The Chinese government’s anti-corruption efforts began focusing on the financial sector in 2015 and have, to a certain extent, dampened insider trading and created a more level playing field in the market. However there is still the need for a better top-down design to ensure that capital markets develop in a more healthy and orderly fashion.
I expect China’s financial markets to gradually stabilise in 2016. The government has introduced a number of measures to limit stock index futures trading. It is also trying to steer the Chinese financing system away from indirect shadow-banking and towards the direct financing that is typical in more developed markets. This will help lower financing costs across all areas of the Chinese economy. Making financing more accessible will also help encourage the development of small and medium-sized private enterprises and inspire more entrepreneurs to start their own business.
We also need to remember that it has only been 25 years since the launch of China's stock market; so the market is not yet fully mature and volatility is unavoidable. The US stock market also experienced severe insider trading problems in the 1920s, which ultimately resulted in the creation of the US Securities and Exchange Commission to better regulate its markets.
China’s markets may see some more volatility again in March when regulators are expected to begin gradual implementation of a new IPO registration system. The new system is expected to make it easier for companies to list, without first needing to meet regulators’ profitability indicators. This should mean that their listing price will more accurately reflect the real valuation of the company. Under this new system, companies should only seek a listing if, after careful consideration, they find the benefits will far outweigh the costs. This will serve as a natural selection mechanism. The present system has tended to result in over-inflated valuations for newly listed companies, in part because it severely limited the number of new IPOs and supply and demand became imbalanced. The new registration system will likely lower the valuation of all new listings, however the valuations should be more accurate, and bad companies will not list.

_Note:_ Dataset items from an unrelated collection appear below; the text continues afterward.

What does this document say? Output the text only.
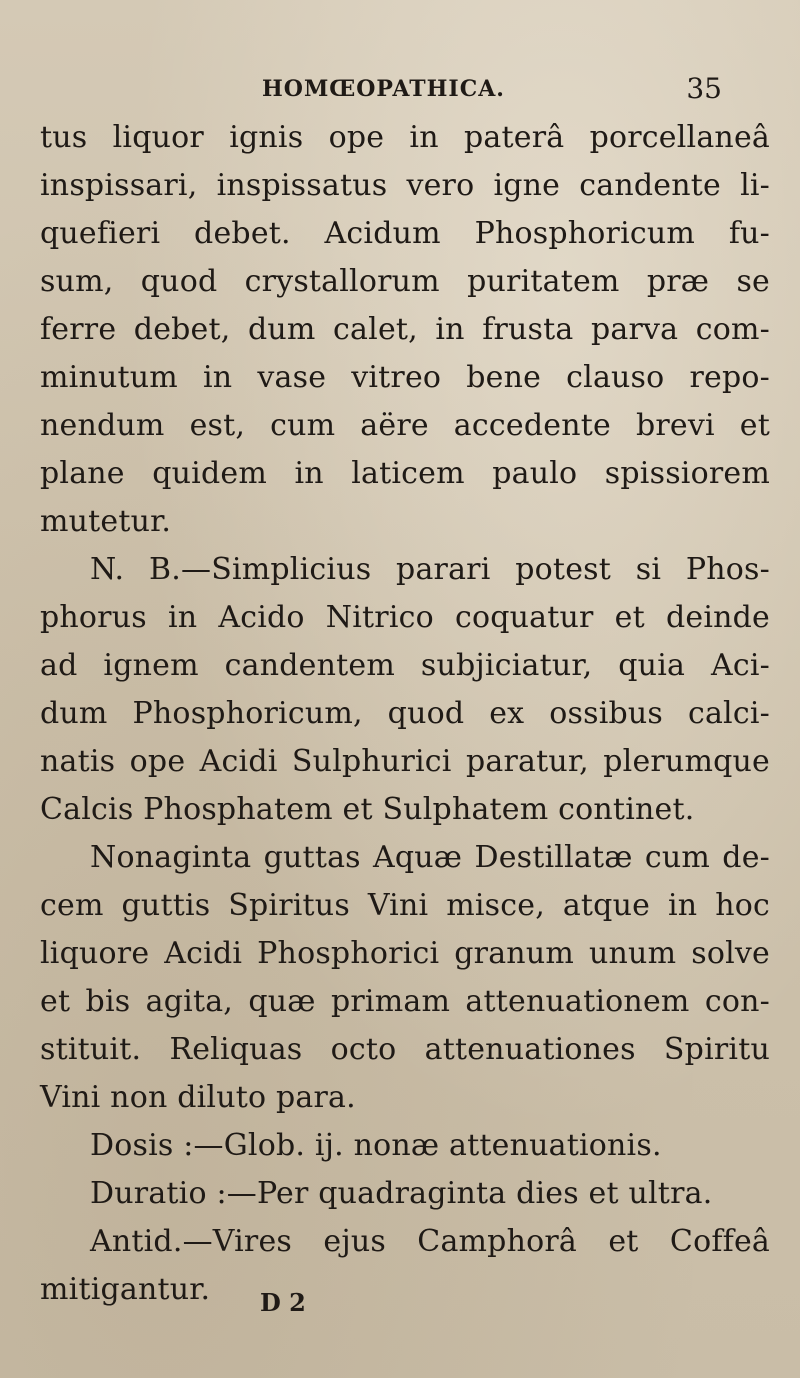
HOMŒOPATHICA.	35
tus liquor ignis ope in paterâ porcellaneâ
inspissari, inspissatus vero igne candente li-
quefieri debet. Acidum Phosphoricum fu-
sum, quod crystallorum puritatem præ se
ferre debet, dum calet, in frusta parva com-
minutum in vase vitreo bene clauso repo-
nendum est, cum aëre accedente brevi et
plane quidem in laticem paulo spissiorem
mutetur.
N. B.—Simplicius parari potest si Phos-
phorus in Acido Nitrico coquatur et deinde
ad ignem candentem subjiciatur, quia Aci-
dum Phosphoricum, quod ex ossibus calci-
natis ope Acidi Sulphurici paratur, plerumque
Calcis Phosphatem et Sulphatem continet.
Nonaginta guttas Aquæ Destillatæ cum de-
cem guttis Spiritus Vini misce, atque in hoc
liquore Acidi Phosphorici granum unum solve
et bis agita, quæ primam attenuationem con-
stituit. Reliquas octo attenuationes Spiritu
Vini non diluto para.
Dosis :—Glob. ij. nonæ attenuationis.
Duratio :—Per quadraginta dies et ultra.
Antid.—Vires ejus Camphorâ et Coffeâ
mitigantur. D 2
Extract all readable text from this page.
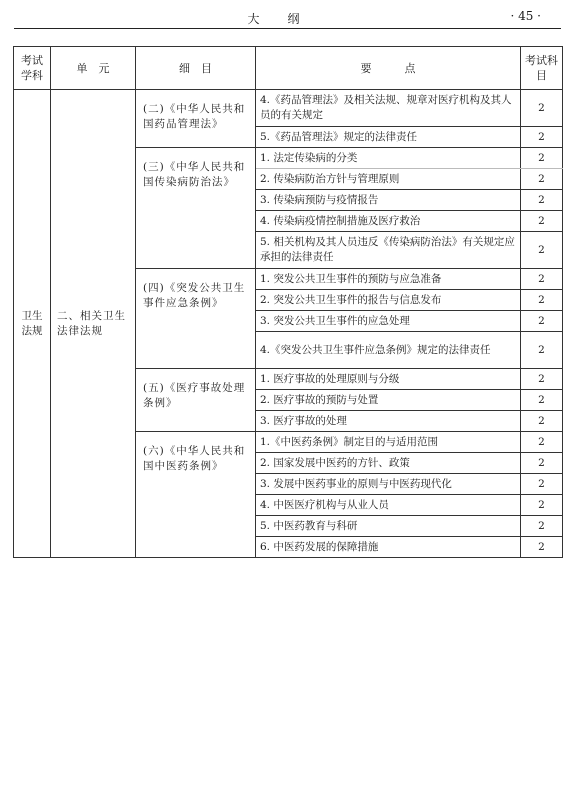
大纲	· 45 ·
考试学科	单　元	细　目	要　　　点	考试科目
卫生法规	二、相关卫生法律法规	(二)《中华人民共和国药品管理法》	4.《药品管理法》及相关法规、规章对医疗机构及其人员的有关规定	2
			5.《药品管理法》规定的法律责任	2
		(三)《中华人民共和国传染病防治法》	1. 法定传染病的分类	2
			2. 传染病防治方针与管理原则	2
			3. 传染病预防与疫情报告	2
			4. 传染病疫情控制措施及医疗救治	2
			5. 相关机构及其人员违反《传染病防治法》有关规定应承担的法律责任	2
		(四)《突发公共卫生事件应急条例》	1. 突发公共卫生事件的预防与应急准备	2
			2. 突发公共卫生事件的报告与信息发布	2
			3. 突发公共卫生事件的应急处理	2
			4.《突发公共卫生事件应急条例》规定的法律责任	2
		(五)《医疗事故处理条例》	1. 医疗事故的处理原则与分级	2
			2. 医疗事故的预防与处置	2
			3. 医疗事故的处理	2
		(六)《中华人民共和国中医药条例》	1.《中医药条例》制定目的与适用范围	2
			2. 国家发展中医药的方针、政策	2
			3. 发展中医药事业的原则与中医药现代化	2
			4. 中医医疗机构与从业人员	2
			5. 中医药教育与科研	2
			6. 中医药发展的保障措施	2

Retail investors also need to take a hard look at their investment strategy. They need to decide whether they are really investors or just speculators. Speculators cannot blame the market when they lose money, it is just bad luck. However if a long-term investor has failed, then the market is to blame. A good market should provide long term investors who invest in good companies with a reasonable rate of return within three to five years.
Investors should also better understand their risk tolerance before making any investment, and must be diversified in order to reduce risk. It would be better for small investors purchase a basket of stocks through institutions rather than buying individual stocks themselves. Finally, investors should pay more attention to national policy, and retail investors should stay away from speculation. Investors should capture the long-term trend instead of identifying short-term volatility. Thus timing is certainly more important than stock picking.